If you want to know the value of the polio vaccine, take a look at what life was like without it. In a story grimly titled Infant Paralysis in the July 31, 1944 issue of LIFE, the magazine reported on an outbreak of the disease in rural North Carolina, and the emergency hospital that been erected outside the town of HIckory to deal with the surging number of patients.

Polio is a highly infectious disease that in mild cases resembles the flu. But in severe cases it affects the brain and spinal cord and can cause paralysis, and even those who recover can experience a recurrence of pain or paralysis years later. The disease was largely eradicated in the U.S. through vaccination, but memories of the damage done are why reports like the one in October 2022 about an unvaccinated man in New York state contracting polio and becoming paralyzed, in the first case in the United States in a decade, sets off alarms.

LIFE devoted plenty of coverage to this scourge in its early years of publication, and the photos by Alfred Eisenstaedt from 1944 are a valuable document of just what an outbreak looked like.

“The suddenness with which the disease struck in North Carolina overwhelmed ordinary medical facilities,” said the story. “The polio victims, mostly little children brought in from the little towns and backwoods, quickly filled the few local hospitals.”

To deal with the outbreak, the Army provided cots and tents. The Red Cross recruited nurses. The National Foundation for Infantile Paralysis (which is now the March of Dimes) supplied doctors from Philadelphia, New York and Chicago. And locals rallied to provide assistance in whatever way they could, including bringing bushels of apples for patients and staff.

Ten years later, in 1954, LIFE was there to capture the joy and relief of when polio vaccine trials began. Photo essays like this one show exactly what people were so relieved.

Convicts from the state prison were under armed guard as they helped construct an additional ward for the emergency hospital that was built in Hickory, N.C., during a polio outbreak in the area, 1944.

Alfred Eisenstaedt/LIFE Picture Collection/Shutterstock

Local farmers offering bushel of apples for kitchen of emergency hospital treating child victims of polio epidemic .
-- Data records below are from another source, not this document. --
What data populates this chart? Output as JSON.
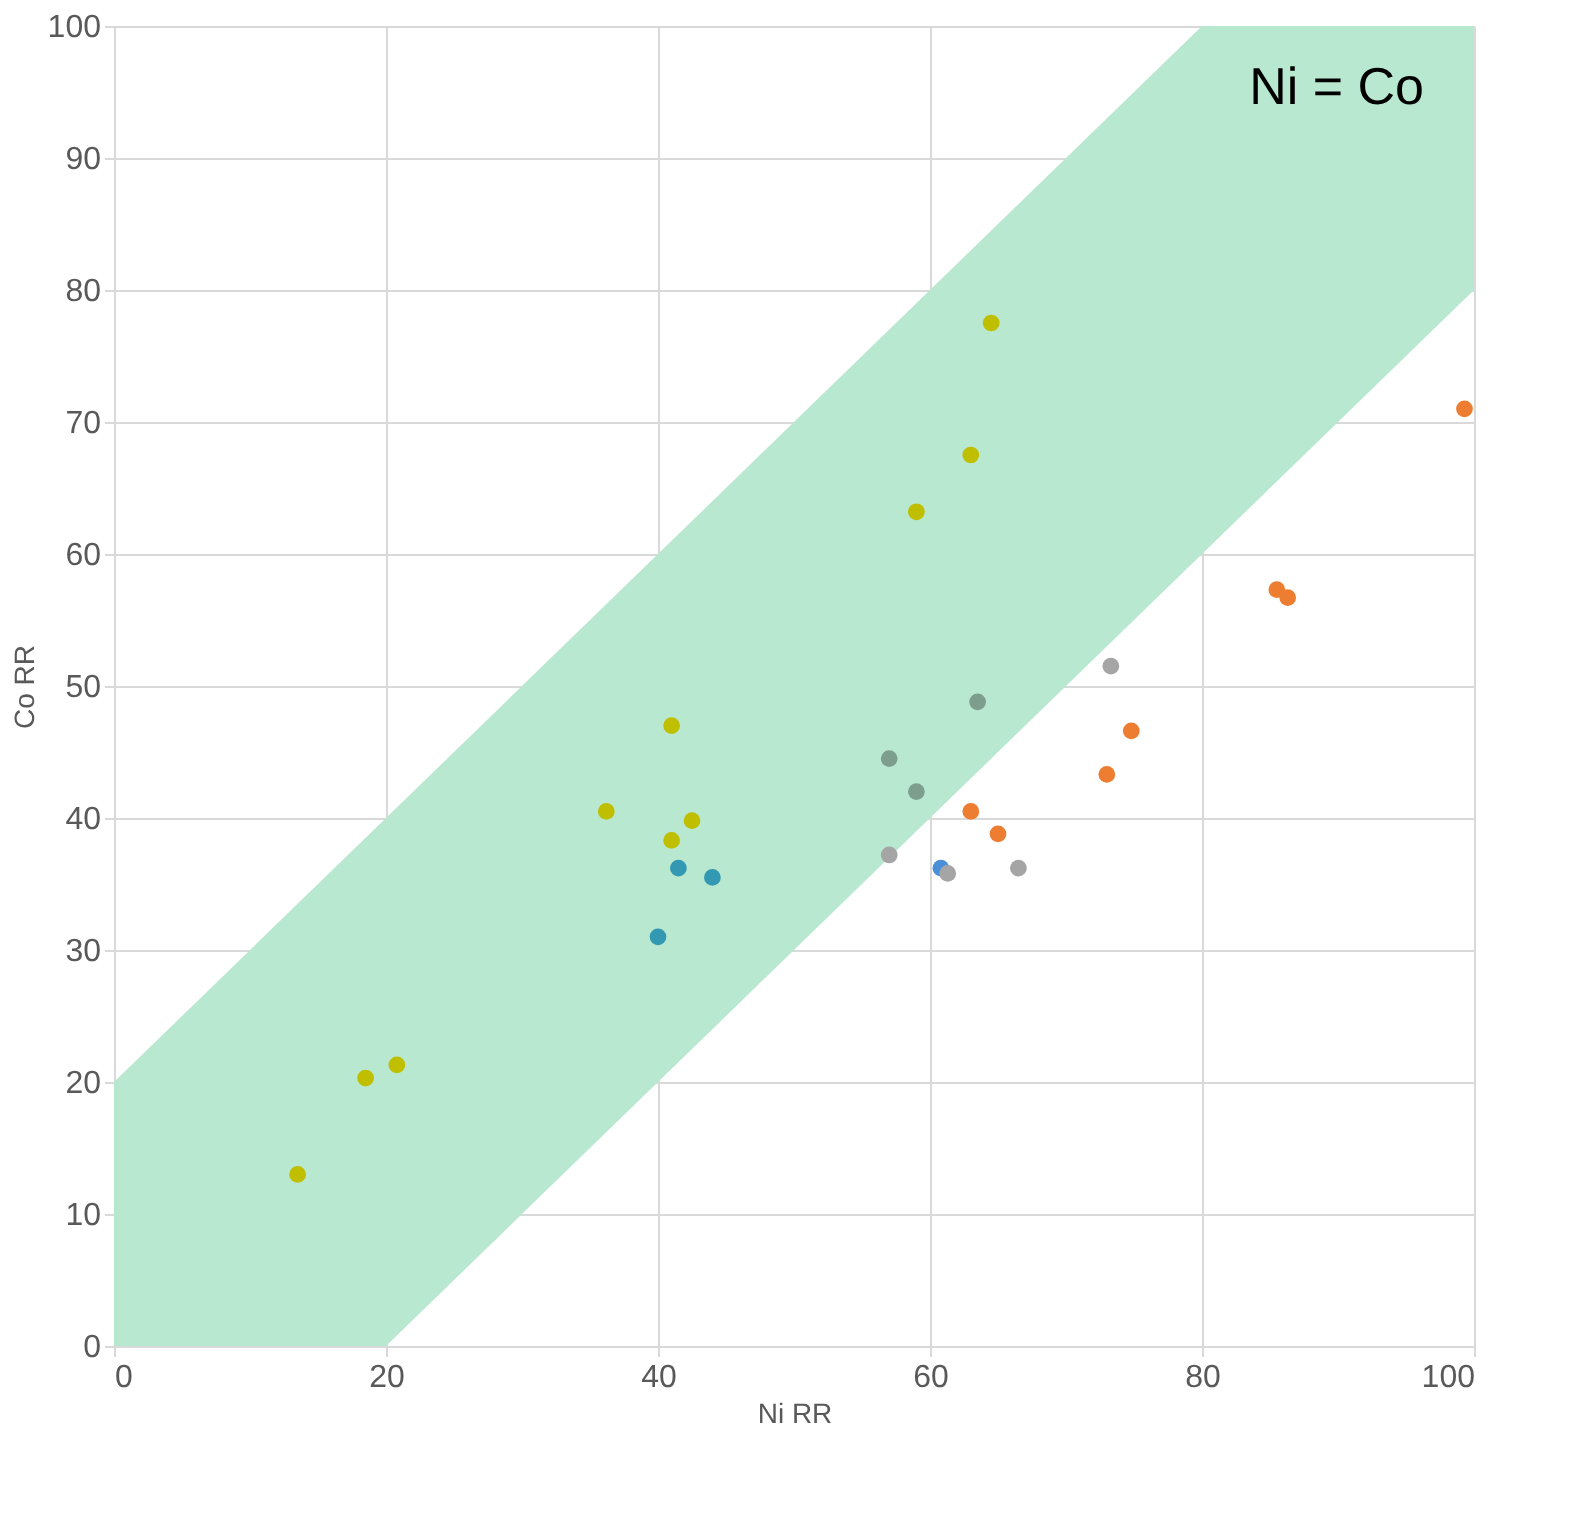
{
  "chart_data": {
    "type": "scatter",
    "xlabel": "Ni RR",
    "ylabel": "Co RR",
    "xlim": [
      0,
      100
    ],
    "ylim": [
      0,
      100
    ],
    "xticks": [
      0,
      20,
      40,
      60,
      80,
      100
    ],
    "yticks": [
      0,
      10,
      20,
      30,
      40,
      50,
      60,
      70,
      80,
      90,
      100
    ],
    "grid": true,
    "marker": "circle",
    "annotations": [
      "Ni = Co"
    ],
    "series": [
      {
        "type": "area",
        "color": "#b8e8d0",
        "x": [
          0,
          20,
          80,
          100
        ],
        "values": [
          null,
          null,
          null,
          null
        ],
        "lower": [
          0,
          0,
          60,
          80
        ],
        "upper": [
          20,
          40,
          100,
          100
        ]
      },
      {
        "color": "#bfbf00",
        "x": [
          13.5,
          18.5,
          20.8,
          36.2,
          41,
          41,
          42.5,
          59,
          63,
          64.5
        ],
        "values": [
          13,
          20.3,
          21.3,
          40.5,
          47,
          38.3,
          39.8,
          63.2,
          67.5,
          77.5
        ]
      },
      {
        "color": "#3399b3",
        "x": [
          40,
          41.5,
          44
        ],
        "values": [
          31,
          36.2,
          35.5
        ]
      },
      {
        "color": "#4a90d9",
        "x": [
          60.8
        ],
        "values": [
          36.2
        ]
      },
      {
        "color": "#7d9e8c",
        "x": [
          57,
          59,
          63.5
        ],
        "values": [
          44.5,
          42,
          48.8
        ]
      },
      {
        "color": "#a5a5a5",
        "x": [
          57,
          61.3,
          66.5,
          73.3
        ],
        "values": [
          37.2,
          35.8,
          36.2,
          51.5
        ]
      },
      {
        "color": "#ed7d31",
        "x": [
          63,
          65,
          73,
          74.8,
          85.5,
          86.3,
          99.3
        ],
        "values": [
          40.5,
          38.8,
          43.3,
          46.6,
          57.3,
          56.7,
          71
        ]
      }
    ]
  }
}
Alfred Eisenstaedt/LIFE Picture Collection/Shutterstock

A sick child was carried away by his brother after a preliminary examination; with the polio ward at the emergency hospital reserved for the most serious cases, he was sent home for observation, 1944.

Alfred Eisenstaedt/LIFE Picture Collection/Shutterstock

Nurses at emergency hospital treating child victims of polio epidemc used hot packs on the chest to relieve muscle spasms, 1944.

Alfred Eisenstaedt/LIFE Picture Collection/Shutterstock

A doctor performs a spinal tap (lumbar puncture) on a polio patient at an emergency hospital set up during a polio outbreak in rural North Carolina; the drawn fluid was used to determine the white blood cell count and aid in disgnosis.

Alfred Eisenstaedt/LIFE Picture Collection/Shutterstock

This child arrived at the emergency hospital set up for polio epidemic in grim transportation; a hearse was borrowed because all the ambulances were already in use, North Carolina, 1944.

Alfred Eisenstaedt/LIFE Picture Collection/Shutterstock

At an emergency hospital treating child victims of polio epidemic in 1944, boards under mattresses and at the feet of the beds helped keep patients in a straight, braced position.

Alfred Eisenstaedt/LIFE Picture Collection/Shutterstock

This 8-year-old polio patient needed a respirator to breathe; the most severe cases of the disease paralyzed the respiratory muscles. 1944.

Alfred Eisenstaedt/LIFE Picture Collection/Shutterstock

This 27-year-old polio patient needed an iron lung to breathe after the disease left his respiratory muscles paralyzed, Hickory N.C., 1944.

Alfred Eisenstaedt/LIFE Picture Collection/Shutterstock

A medical team made a preliminary diagnosis of a new patient at emergency hospital treating child victims of polio epidemic; at left, a doctor removed a splint from the patient’s foot that had been put on by a local doctor to support the muscles during transportation.

Alfred Eisenstaedt/LIFE Picture Collection/Shutterstock

This fly trap collected specimen flies from outside a patient’s home to be sent to Yale University for polio research experiments, thinking the insects might be transmitting the disease. The disease is now known to be transmitted from person to person.

Alfred Eisenstaedt/LIFE Picture Collection/Shutterstock

A recovering polio patient at an emergency hospital in Hickory, N.C., read a comic book donated by a local townsperson, 1944.

Alfred Eisenstaedt/LIFE Picture Collection/Shutterstock

A blood specimen was taken from brother of a polio victim at at emergency hospital constructed during a polio outbreak in rural North Carolina, 1944.